Typical for me. I tend to bounce between high and low a lot. I been told my diet needs more protein. I eat hamburger helper, hamburgers, fish, eggs, and sources of protein so its not like I don’t eat enough. Its between meals when it gets hard. How do you get protein between meals? Peanuts? Slim Jim? The problem is when I need the sugar, I need it fast. I can’t wait for hours until the protein gets into my system.
Well my opinion on this new pump? It is good. Much better than the old one I was on but the fact that I have a unique reaction to the insulin does not help my case. I ‘ve seen an interview on TV where my doctor talks about the new pump and a patient she treats is also interviewed and she says how much better her life is with it. Mine is better but only marginally. All the alarms can be highly annoying. Especially when I am trying to sleep. Some nights I can only get 1 hour between alerts for most of the night. Other nights I can sleep all night, or day since I work 3rd shift.

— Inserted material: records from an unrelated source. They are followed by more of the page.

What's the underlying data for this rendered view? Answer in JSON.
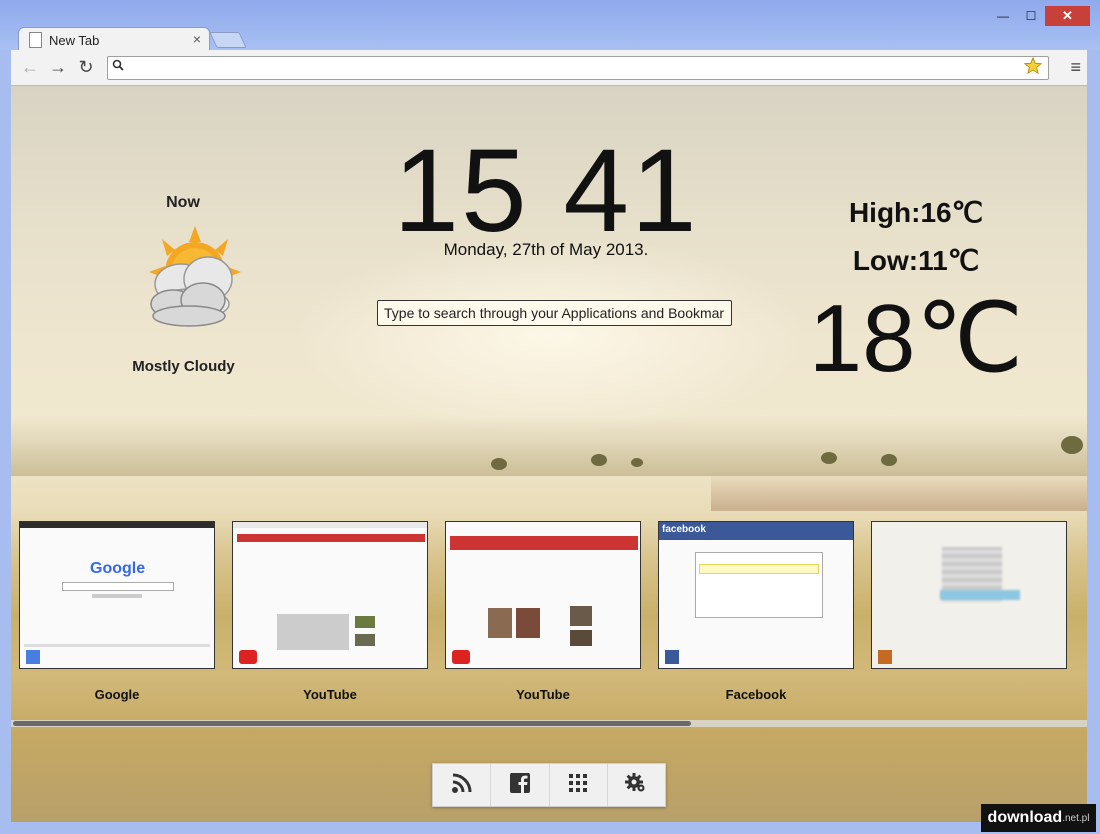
{
  "browser": {
    "tab_title": "New Tab",
    "tab_close": "×",
    "omnibox_value": "",
    "window_buttons": {
      "minimize": "—",
      "maximize": "☐",
      "close": "✕"
    },
    "nav": {
      "back": "←",
      "forward": "→",
      "reload": "↻"
    },
    "menu_icon": "≡",
    "star_icon": "☆"
  },
  "weather": {
    "now_label": "Now",
    "condition": "Mostly Cloudy",
    "high": "High:16℃",
    "low": "Low:11℃",
    "current_temp": "18℃"
  },
  "clock": {
    "time": "15 41",
    "date": "Monday, 27th of May 2013."
  },
  "search": {
    "placeholder": "Type to search through your Applications and Bookmarks"
  },
  "tiles": [
    {
      "label": "Google",
      "logo_text": "Google"
    },
    {
      "label": "YouTube"
    },
    {
      "label": "YouTube"
    },
    {
      "label": "Facebook",
      "logo_text": "facebook"
    },
    {
      "label": ""
    }
  ],
  "scroll_position": 0.63,
  "dock": [
    {
      "name": "rss-icon"
    },
    {
      "name": "facebook-icon"
    },
    {
      "name": "apps-grid-icon"
    },
    {
      "name": "settings-gear-icon"
    }
  ],
  "watermark": {
    "main": "download",
    "suffix": ".net.pl"
  }
}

All in all I am closer to having my A1C where it is supposed to be however is it worth the all the extra work? Inserting the sensors each week, calibrating several times a day (Recommend 4 times), changing insulin reservoirs, changing infusion sites. and mostly clearing all the alerts. Things have gotten better at this point but I miss not having to worry about ripping the things sticking through my skin off. Again it is no where near as bad a my first time on one but still, it takes getting used to. My final answer? Still undecided.